—¡Ay, ay, qué colorada te has puesto!

Otra nueva onda de roja sangre subió entonces al rostro de doña Beatriz, que se puso más colorada.

—Estás como una amapola—dijo Inesita.

El grupo en que habían visto al Conde venía hacia ellas de frente. El Conde iba sin duda a pasar al lado. ¿Quién sabe si les hablaría? ¿Quién sabe si les diría alguna palabra atrevida, que don Braulio oyese? Por este recelo quizá se había puesto tan colorada doña Beatriz.

Lo singular fué que el Conde desapareció de pronto del grupo, el cual, al encontrarse con nuestras heroínas, se abrió para dejarlas paso, oyéndose por ambos lados murmullos lisonjeros y respetuosos, semejantes a los que de otras personas habían ellas oído ya.

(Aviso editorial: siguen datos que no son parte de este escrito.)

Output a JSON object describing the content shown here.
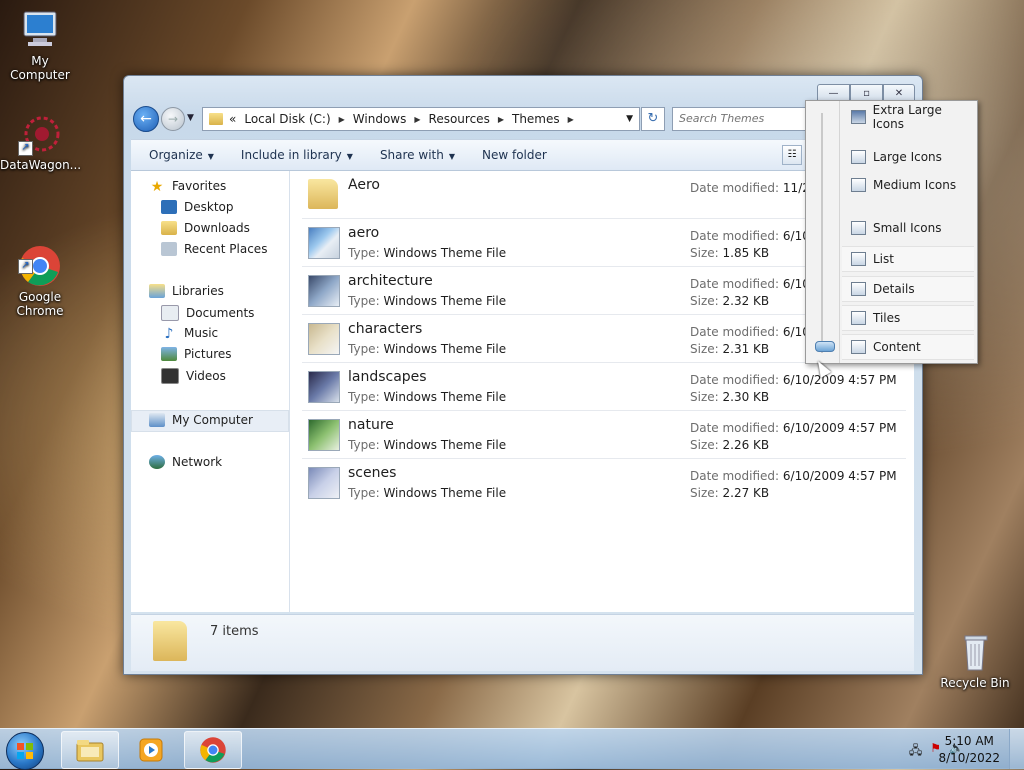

Inesita dijo al paño a su hermana:

—¿Dónde se habrá escabullido el Condesito?

—¿Quién sabe?—contestó doña Beatriz.

—Pues así, hermana, no es posible que yo le diga con los ojos todo aquello que me recomendabas anoche que le dijese.

No habían andado mucho trecho después de este breve diálogo, cuando vieron que de un corro, donde había sentada mucha gente, se levantó y destacó una señora elegantísima, aunque ya algo jamona. No había engruesado, y conservaba su esbeltez y gran parte de su hermosura, a pesar de los años. Estaba sin galas, impropias de aquel sitio público; pero todo lo que llevaba puesto era de exquisito gusto; rico sin ser vistoso.